The CLI Documentation can be found [here](https://github.com/kennycason/kumo/blob/master/CLI.md).
The below examples assume you have the jar installed under the name of "kumo". To install via Brew run the following command.
`brew install https://raw.githubusercontent.com/kennycason/kumo/master/script/kumo.rb`
Examples:
Create a standard word cloud.
```
kumo --input "https://en.wikipedia.org/wiki/Nintendo" --output "/tmp/wordcloud.png"
```
Create a standard word cloud excluding stop words.
```
kumo --input "https://en.wikipedia.org/wiki/Nintendo" --output "/tmp/wordcloud.png" --stop-words "nintendo,the"
```
Create a standard word cloud with a limited word count.
```
kumo --input "https://en.wikipedia.org/wiki/Nintendo" --output "/tmp/wordcloud.png" --word-count 10
```
Create a standard word cloud with a custom width and height.
```
kumo --input "https://en.wikipedia.org/wiki/Nintendo" --output "/tmp/wordcloud.png" --width 256 --height 256
```
Create a standard word cloud with custom font configuration.
```
kumo --input "https://en.wikipedia.org/wiki/Nintendo" --output "/tmp/wordcloud.png" --font-scalar sqrt --font-type Impact --font-weight plain --font-size-min 4 --font-size-max 60
```
Create a standard word cloud with a custom shape.
```
kumo --input "https://en.wikipedia.org/wiki/Nintendo" --output "/tmp/wordcloud.png" --width 990 --height 618 --background "https://raw.githubusercontent.com/kennycason/kumo/master/src/test/resources/backgrounds/whale.png
```
Create a standard word cloud with a custom color palette.
```
kumo --input "https://en.wikipedia.org/wiki/Nintendo" --output "/tmp/wordcloud.png" --color "(255,0,0),(0,255,0),(0,0,255)"
```
```
kumo --input "https://en.wikipedia.org/wiki/Nintendo" --output "/tmp/wordcloud.png" --color "(0xffffff),(0xcccccc),(0x999999),(0x666666),(0x333333)"
```
Create a standard word cloud using a Chinese tokenizer
```
kumo --input "https://zh.wikipedia.org/wiki/%E4%BB%BB%E5%A4%A9%E5%A0%82" --output "/tmp/wordcloud.png" --tokenizer chinese
```
Create a polar word cloud
```
kumo --input "https://en.wikipedia.org/wiki/Nintendo,https://en.wikipedia.org/wiki/PlayStation" --output "/tmp/nintendo_vs_playstation.png" --type polar --color "(0x00ff00),(0x00dd00),(0x007700)|(0xff0000),(0xdd0000),(0x770000)"
```
Create a layered word cloud
```
kumo --input "https://www.haskell.org/, https://en.wikipedia.org/wiki/Haskell_(programming_language)" --output "/tmp/nintendo_vs_playstation.png" --type layered --background "https://raw.githubusercontent.com/kennycason/kumo/master/src/test/resources/backgrounds/haskell_1.bmp,https://raw.githubusercontent.com/kennycason/kumo/master/src/test/resources/backgrounds/haskell_2.bmp" --color "(0xFA6C07),(0xFF7614),(0xFF8936)|(0x080706),(0x3B3029),(0x47362A)"
```
### Contributing
My primary IDE of choice is IntelliJ due to their robust tooling as well as code analysis/inspections.
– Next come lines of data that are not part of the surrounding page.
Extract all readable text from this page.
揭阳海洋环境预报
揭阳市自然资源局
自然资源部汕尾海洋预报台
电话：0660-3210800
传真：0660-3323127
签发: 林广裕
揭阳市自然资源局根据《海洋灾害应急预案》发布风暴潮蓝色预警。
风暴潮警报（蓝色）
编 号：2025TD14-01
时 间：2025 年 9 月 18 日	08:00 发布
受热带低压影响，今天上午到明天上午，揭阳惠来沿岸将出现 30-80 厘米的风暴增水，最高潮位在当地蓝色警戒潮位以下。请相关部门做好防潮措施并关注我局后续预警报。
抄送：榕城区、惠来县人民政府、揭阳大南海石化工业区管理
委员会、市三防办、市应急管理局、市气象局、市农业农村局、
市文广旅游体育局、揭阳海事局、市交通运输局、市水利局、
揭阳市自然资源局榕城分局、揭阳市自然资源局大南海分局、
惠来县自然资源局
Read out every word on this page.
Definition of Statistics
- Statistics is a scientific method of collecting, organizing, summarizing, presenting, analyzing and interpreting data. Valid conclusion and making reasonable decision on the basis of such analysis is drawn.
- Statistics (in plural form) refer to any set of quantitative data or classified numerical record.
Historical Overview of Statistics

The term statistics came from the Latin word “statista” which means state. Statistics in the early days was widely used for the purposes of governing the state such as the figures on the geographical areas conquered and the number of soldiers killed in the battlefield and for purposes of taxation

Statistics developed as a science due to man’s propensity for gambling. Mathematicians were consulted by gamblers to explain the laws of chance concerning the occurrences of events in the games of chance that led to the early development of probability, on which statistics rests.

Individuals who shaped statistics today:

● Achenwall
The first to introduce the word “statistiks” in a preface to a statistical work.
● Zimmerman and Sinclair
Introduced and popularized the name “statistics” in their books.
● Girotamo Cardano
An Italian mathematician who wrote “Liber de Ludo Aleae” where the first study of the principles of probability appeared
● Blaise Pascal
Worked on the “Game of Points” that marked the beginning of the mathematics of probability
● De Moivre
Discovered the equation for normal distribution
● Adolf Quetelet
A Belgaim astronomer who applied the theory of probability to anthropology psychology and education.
If using [IntelliJ IDEA](https://www.jetbrains.com/idea/), I recommend importing `KumoIntelliJInspections.xml`. I am also considering adding Checkstyle support.
New tests that write images should write images out to `kumo-core/output_test/` instead of `kumo-core/output/` which is now used for images to showcase Kumo.